AI and wearable sensors detect glucose levels without fingerprick test

A technology to detect low glucose levels via ECG using a non-invasive wearable sensor, which with the latest Artificial Intelligence can detect hypoglycaemic events from raw ECG signals, has been developed by researchers from the University of Warwick.

Currently, Continuous Glucose Monitors (CGM) are available by the UK's National Health Service (NHS) for hypoglycaemia detection (sugar levels into blood or derma). They measure glucose in interstitial fluid using an invasive sensor with a little needle, which sends alarms and data to a display device. In many cases, they require calibration twice a day with invasive finger-prick blood glucose level tests.

Dr. Leandro Pecchia's team at the University of Warwick discovered they can detect hypoglycaemic events from raw ECG signals acquired with off-the-shelf non-invasive wearable sensors. Their results are published in a paper titled 'Precision Medicine and Artificial Intelligence: A Pilot Study on Deep Learning for Hypoglycemic Events Detection based on ECG' in the Nature Springer journal Scientific Reports.

Two pilot studies with healthy volunteers found the average sensitivity and specificity approximately 82% for hypoglycaemia detection, which is comparable with the current CGM performance.

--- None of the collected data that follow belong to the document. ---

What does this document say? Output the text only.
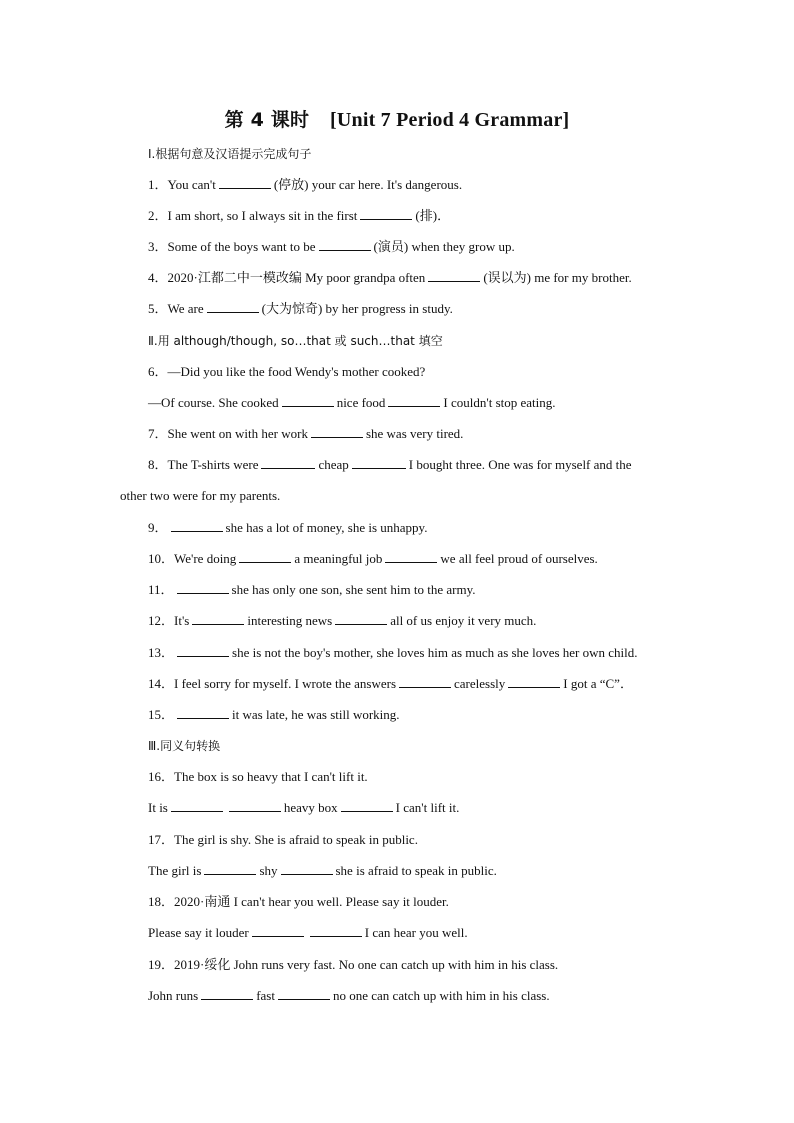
第 4 课时 [Unit 7 Period 4 Grammar]
Ⅰ.根据句意及汉语提示完成句子
1．You can't	(停放) your car here. It's dangerous.
2．I am short, so I always sit in the first	(排)．
3．Some of the boys want to be	(演员) when they grow up.
4．2020·江都二中一模改编 My poor grandpa often	(误以为) me for my brother.
5．We are	(大为惊奇) by her progress in study.
Ⅱ.用 although/though, so…that 或 such…that 填空
6．—Did you like the food Wendy's mother cooked?
—Of course. She cooked	nice food	I couldn't stop eating.
7．She went on with her work	she was very tired.
8．The T-shirts were	cheap	I bought three. One was for myself and the
other two were for my parents.
9．	she has a lot of money, she is unhappy.
10．We're doing	a meaningful job	we all feel proud of ourselves.
11．	she has only one son, she sent him to the army.
12．It's	interesting news	all of us enjoy it very much.
13．	she is not the boy's mother, she loves him as much as she loves her own child.
14．I feel sorry for myself. I wrote the answers	carelessly	I got a “C”．
15．	it was late, he was still working.
Ⅲ.同义句转换
16．The box is so heavy that I can't lift it.
It is	heavy box	I can't lift it.
17．The girl is shy. She is afraid to speak in public.
The girl is	shy	she is afraid to speak in public.
18．2020·南通 I can't hear you well. Please say it louder.
Please say it louder	I can hear you well.
19．2019·绥化 John runs very fast. No one can catch up with him in his class.
John runs	fast	no one can catch up with him in his class.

Pecchia said, "Fingerpicks are never pleasant and in some circumstances are particularly cumbersome. Taking fingerpick during the night certainly is unpleasant, especially for patients in pediatric age. Our innovation consisted in using artificial intelligence for automatic detecting hypoglycaemia via few ECG beats. This is relevant because ECG can be detected in any circumstance, including sleeping."

This result is possible because the Warwick AI model is trained with each subject's own data. Intersubjective differences are so significant that training the system using cohort data would not give the same results.

Pecchia said: "The differences highlighted above could explain why previous studies using ECG to detect hypoglycaemic events failed. The performance of AI algorithms trained over cohort ECG-data would be hindered by these inter-subject differences."